In fact, most job candidates dread this question hoping that the employer will just quote an agreeable figure.
This is especially true for those professionals transitioning from one profession to another, those who are starting their career and those who are getting promoted to an extremely senior position.
Mostly, nine times out of ten, when it comes to the salaries that NGO Jobs quote, most considerations put in place are their budget and staff that they already have in place.
So, for instance if this NGO is currently paying under market for those who are already employed there, you should also expect your salary offer to be the same unless you bring significant additional established value or expertise to the organization.
So how can you make a change to this old tradition?
1. Do your homework well
Arm yourself with proven facts and figures before that negotiating session bearing in mind that your employer, being in NGO or non-profit sector will want to cut down costs.
Take a good look at the organization. What’s the size of the budget? How much does the executive director make? And don’t limit yourself because such data is available widely on the internet.
Even if it’s in the public sector, make a wild guess and compare to get your own figure.
2. Put a price tag on your strengths
You want to argue yourself out from ‘what you can bring on the table’ point of view.

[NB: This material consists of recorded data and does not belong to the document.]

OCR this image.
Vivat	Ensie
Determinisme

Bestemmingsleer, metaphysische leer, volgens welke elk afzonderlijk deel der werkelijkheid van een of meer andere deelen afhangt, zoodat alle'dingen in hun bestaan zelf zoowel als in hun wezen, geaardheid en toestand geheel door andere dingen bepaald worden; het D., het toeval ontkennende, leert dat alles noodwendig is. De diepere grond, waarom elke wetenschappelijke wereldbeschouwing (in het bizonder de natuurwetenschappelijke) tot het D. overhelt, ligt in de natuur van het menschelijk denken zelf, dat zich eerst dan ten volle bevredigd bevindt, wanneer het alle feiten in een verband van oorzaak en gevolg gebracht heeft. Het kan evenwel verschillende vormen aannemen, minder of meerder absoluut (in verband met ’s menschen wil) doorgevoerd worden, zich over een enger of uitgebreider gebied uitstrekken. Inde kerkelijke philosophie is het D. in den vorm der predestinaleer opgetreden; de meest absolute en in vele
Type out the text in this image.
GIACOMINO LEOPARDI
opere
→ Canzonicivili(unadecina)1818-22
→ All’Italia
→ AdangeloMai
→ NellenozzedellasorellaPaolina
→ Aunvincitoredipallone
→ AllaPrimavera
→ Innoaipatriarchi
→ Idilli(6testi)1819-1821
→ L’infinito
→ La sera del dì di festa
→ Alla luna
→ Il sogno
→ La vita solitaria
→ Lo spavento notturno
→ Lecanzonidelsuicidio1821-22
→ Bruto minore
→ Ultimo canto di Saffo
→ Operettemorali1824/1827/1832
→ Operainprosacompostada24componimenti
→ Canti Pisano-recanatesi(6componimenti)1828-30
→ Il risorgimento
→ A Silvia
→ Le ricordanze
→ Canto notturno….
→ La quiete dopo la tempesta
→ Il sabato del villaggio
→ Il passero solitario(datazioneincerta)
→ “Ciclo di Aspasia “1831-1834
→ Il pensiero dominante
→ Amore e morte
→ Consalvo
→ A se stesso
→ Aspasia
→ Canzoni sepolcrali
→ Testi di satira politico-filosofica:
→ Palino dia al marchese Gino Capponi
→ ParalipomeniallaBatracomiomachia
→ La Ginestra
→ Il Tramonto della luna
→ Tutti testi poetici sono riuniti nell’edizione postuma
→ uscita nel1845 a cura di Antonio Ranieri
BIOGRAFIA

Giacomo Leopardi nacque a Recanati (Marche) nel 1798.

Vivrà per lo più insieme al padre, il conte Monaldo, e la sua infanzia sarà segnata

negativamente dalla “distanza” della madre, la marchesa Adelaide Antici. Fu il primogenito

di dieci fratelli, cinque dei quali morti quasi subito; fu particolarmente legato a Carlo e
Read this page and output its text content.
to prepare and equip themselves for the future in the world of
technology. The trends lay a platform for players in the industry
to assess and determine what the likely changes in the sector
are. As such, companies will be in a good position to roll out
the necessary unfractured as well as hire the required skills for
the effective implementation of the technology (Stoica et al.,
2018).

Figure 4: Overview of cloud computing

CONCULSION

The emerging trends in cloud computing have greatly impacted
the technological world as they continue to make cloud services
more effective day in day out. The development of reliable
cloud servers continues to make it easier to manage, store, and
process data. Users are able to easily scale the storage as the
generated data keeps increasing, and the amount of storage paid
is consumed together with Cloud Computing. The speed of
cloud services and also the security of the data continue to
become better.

So, don’t shy away from blowing your own trumpet. It’s the only way to show the board that you are indeed useful and that you deserve more.
Try to calculate what you actually brought to your last job. How much money did you raise? How many people did you help if it’s in an NGO or community-based center?
What processes did you put into place? Having that information at your fingertips will show that you know your stuff and will help you negotiate from a position of strength.
Must Read >>> How To Get A Job With An NGO in Kenya
3. Find a niche to fill
NGO Jobs in Kenya and any other Kenyan employers are now getting less interested in your qualifications and more focused on what are you specifically going to do to help the organization carry out its mission.
If you can demonstrate that you bring something the NGO Company really needs, then that is the key.
Do a research prior and get to know what the organization is missing out, then demonstrate how you can deliver this to them. With your usefulness, of course if they are convinced, then your salary figure will be a done deal.
4. Identify the NGO Company’s future needs
If you are an established nonprofit employee who is seeking to negotiate higher salary then make sure that you familiarize yourself with the NGO’s charity’s strategic plan, if they have one and get access to it.
You will go into your review with an understanding of how your work is helping to achieve the goals laid out in the strategic plan
Nothing makes an employer happier than to meet with a job candidate who knows their company’s strategic plan and has their futures best interest at heart although deep down you understand the strategy.
With this in mind…
Remember that NGO jobs are a bit different from all other jobs in the Kenyan Job market.
If it’s a small non-profit start up, then be ready to have some real discussion on salary negotiation.
If it’s a developed NGO organization, your salary negotiation might be a bit easy.